Friday, February 25, 2011

EU ban on barren battery cages

In 1999 the EU agreed to a ban on barren battery cages, giving a generous 12 year period to Member States to prepare for it. This ban is due to come into effect in 2012 but there are still doubts that it will actually happen, in particular because Poland maintains that as they did not join the EU until later, they have not had as much time as other countries to prepare - a very disingenuous position given that it was still public knowledge and they could easily have been making preparations while doing everything else they needed to become a Member State.

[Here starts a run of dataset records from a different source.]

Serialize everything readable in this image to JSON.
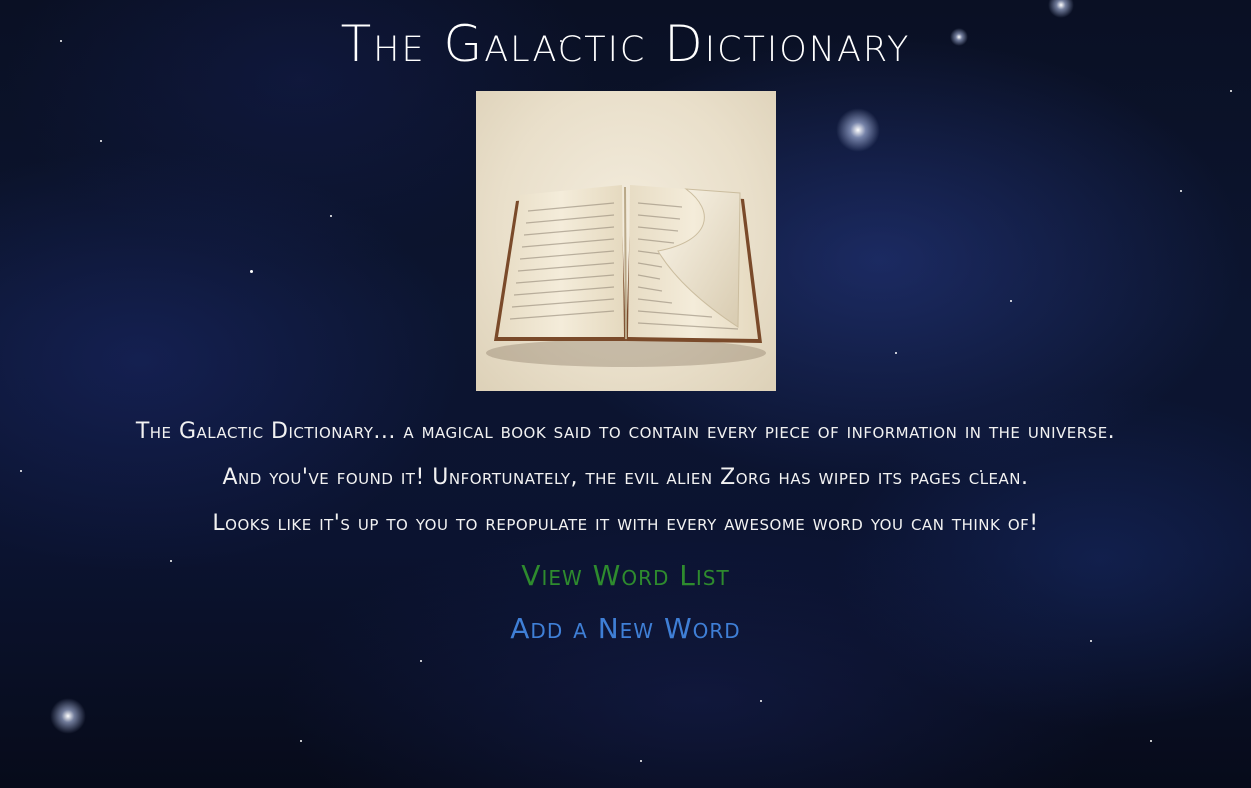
{
  "page": {
    "title": "The Galactic Dictionary",
    "hero_image_alt": "Open dictionary book"
  },
  "intro": {
    "lines": [
      "The Galactic Dictionary... a magical book said to contain every piece of information in the universe.",
      "And you've found it! Unfortunately, the evil alien Zorg has wiped its pages clean.",
      "Looks like it's up to you to repopulate it with every awesome word you can think of!"
    ]
  },
  "links": {
    "view_word_list": "View Word List",
    "add_new_word": "Add a New Word"
  },
  "colors": {
    "view_link": "#2e8b2e",
    "add_link": "#3f7fd6",
    "text": "#ffffff"
  }
}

Compassion in World Farming has been running a campaign to try and make sure that the ban does come into full effect as planned. If anyone is living in Europe and feels stronlgy about this, you can send off a message from here to the Polish Prime Minister and Agriculture Minister. I'm never sure that petitions and online letter-writing campaigns such as this really work (I tend to be of the opinion that no politician really cares what I think) but it will take a few seconds of your time and may do something. Of course, it is also important to vote with your purse and not purchase cage-based products to avoid mixed messages. :)


heather in europe said...

Thanks for the info. Here in the UK, we have stores like M&S that are only doing free range, both in eggs and products that contain eggs.

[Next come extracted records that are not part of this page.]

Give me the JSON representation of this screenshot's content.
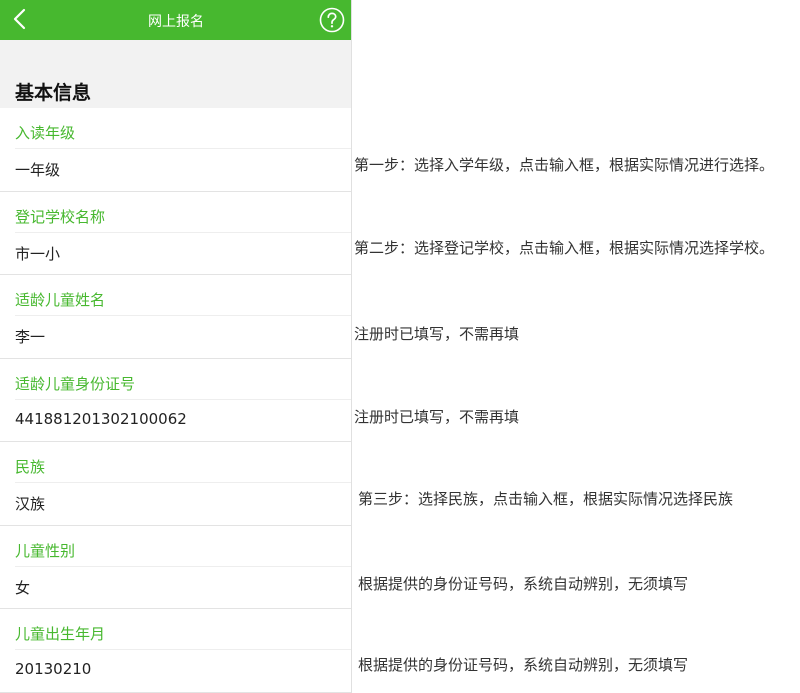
{
  "header": {
    "title": "网上报名",
    "back_icon": "chevron-left-icon",
    "help_icon": "question-circle-icon",
    "color": "#47b82f"
  },
  "section": {
    "title": "基本信息"
  },
  "fields": [
    {
      "label": "入读年级",
      "value": "一年级"
    },
    {
      "label": "登记学校名称",
      "value": "市一小"
    },
    {
      "label": "适龄儿童姓名",
      "value": "李一"
    },
    {
      "label": "适龄儿童身份证号",
      "value": "441881201302100062"
    },
    {
      "label": "民族",
      "value": "汉族"
    },
    {
      "label": "儿童性别",
      "value": "女"
    },
    {
      "label": "儿童出生年月",
      "value": "20130210"
    }
  ],
  "notes": [
    "第一步：选择入学年级，点击输入框，根据实际情况进行选择。",
    "第二步：选择登记学校，点击输入框，根据实际情况选择学校。",
    "注册时已填写，不需再填",
    "注册时已填写，不需再填",
    "第三步：选择民族，点击输入框，根据实际情况选择民族",
    "根据提供的身份证号码，系统自动辨别，无须填写",
    "根据提供的身份证号码，系统自动辨别，无须填写"
  ]
}
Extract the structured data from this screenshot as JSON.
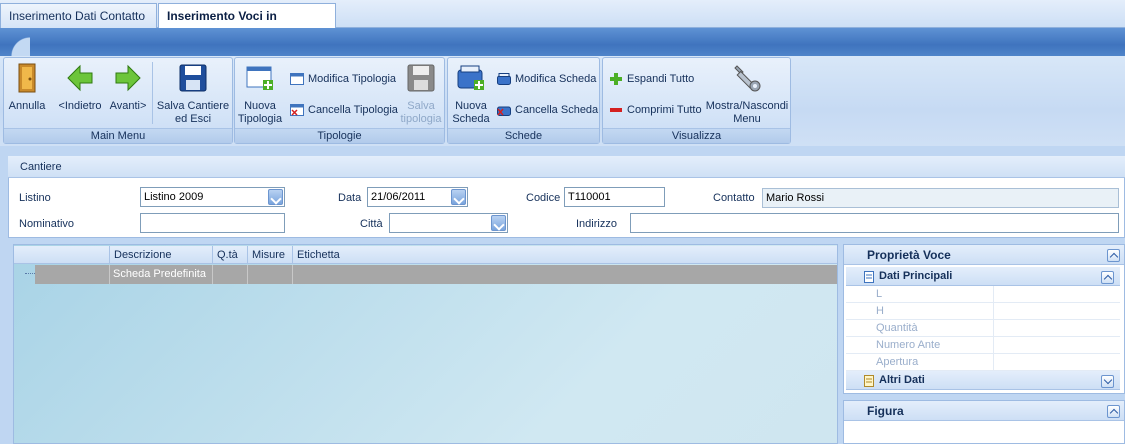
{
  "tabs": [
    {
      "label": "Inserimento Dati Contatto",
      "active": false
    },
    {
      "label": "Inserimento Voci in Cantiere",
      "active": true
    }
  ],
  "ribbon": {
    "main_menu": {
      "label": "Main Menu",
      "annulla": "Annulla",
      "indietro": "<Indietro",
      "avanti": "Avanti>",
      "salva_cantiere": "Salva Cantiere\ned Esci"
    },
    "tipologie": {
      "label": "Tipologie",
      "nuova": "Nuova\nTipologia",
      "modifica": "Modifica Tipologia",
      "cancella": "Cancella Tipologia",
      "salva": "Salva\ntipologia"
    },
    "schede": {
      "label": "Schede",
      "nuova": "Nuova\nScheda",
      "modifica": "Modifica Scheda",
      "cancella": "Cancella Scheda"
    },
    "visualizza": {
      "label": "Visualizza",
      "espandi": "Espandi Tutto",
      "comprimi": "Comprimi Tutto",
      "mostra": "Mostra/Nascondi\nMenu"
    }
  },
  "cantiere": {
    "title": "Cantiere",
    "listino_label": "Listino",
    "listino_value": "Listino 2009",
    "data_label": "Data",
    "data_value": "21/06/2011",
    "codice_label": "Codice",
    "codice_value": "T110001",
    "contatto_label": "Contatto",
    "contatto_value": "Mario Rossi",
    "nominativo_label": "Nominativo",
    "nominativo_value": "",
    "citta_label": "Città",
    "citta_value": "",
    "indirizzo_label": "Indirizzo",
    "indirizzo_value": ""
  },
  "grid": {
    "columns": [
      "Descrizione",
      "Q.tà",
      "Misure",
      "Etichetta"
    ],
    "rows": [
      {
        "descrizione": "Scheda Predefinita",
        "qta": "",
        "misure": "",
        "etichetta": ""
      }
    ]
  },
  "properties": {
    "title": "Proprietà Voce",
    "dati_principali": "Dati Principali",
    "fields": [
      "L",
      "H",
      "Quantità",
      "Numero Ante",
      "Apertura"
    ],
    "altri_dati": "Altri Dati"
  },
  "figura": {
    "title": "Figura"
  },
  "colors": {
    "accent": "#3f74be",
    "selected_row": "#a7a7a7",
    "panel_border": "#9ebbe2"
  }
}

This will come to be, this ban, it's only a matter of time, and the time is coming soon...

Moonwaves said...

You weren't in the UK at the time the Chicken Out campaign was launched I think. Channel 4 ran a series of programmes (it was in early 2008 iirc) around the topic of chickens (how they're treated while alive and once they have been slaughtered). The Jamie Oliver program was interesting for bringing up the issue of egg in products, which I hadn't really considered before. And the HFW Chicken Run program was very interesting - since no industrial chicken producer would let him in to film, he bought an old chicken factory and set up his own operation, using half of it to raise free-range birds and the other half as non-free range. The debate raged for weeks afterwards about how realistic it really was etc. They may still be available to view on the 4ondemand site for anyone in the UK. I think several producers did make free-range pledges following the programs (Hellmanns is one that comes to mind but I can't remember if they were given as an example of a company doing it already or if they pledged on-air to go completely free-range).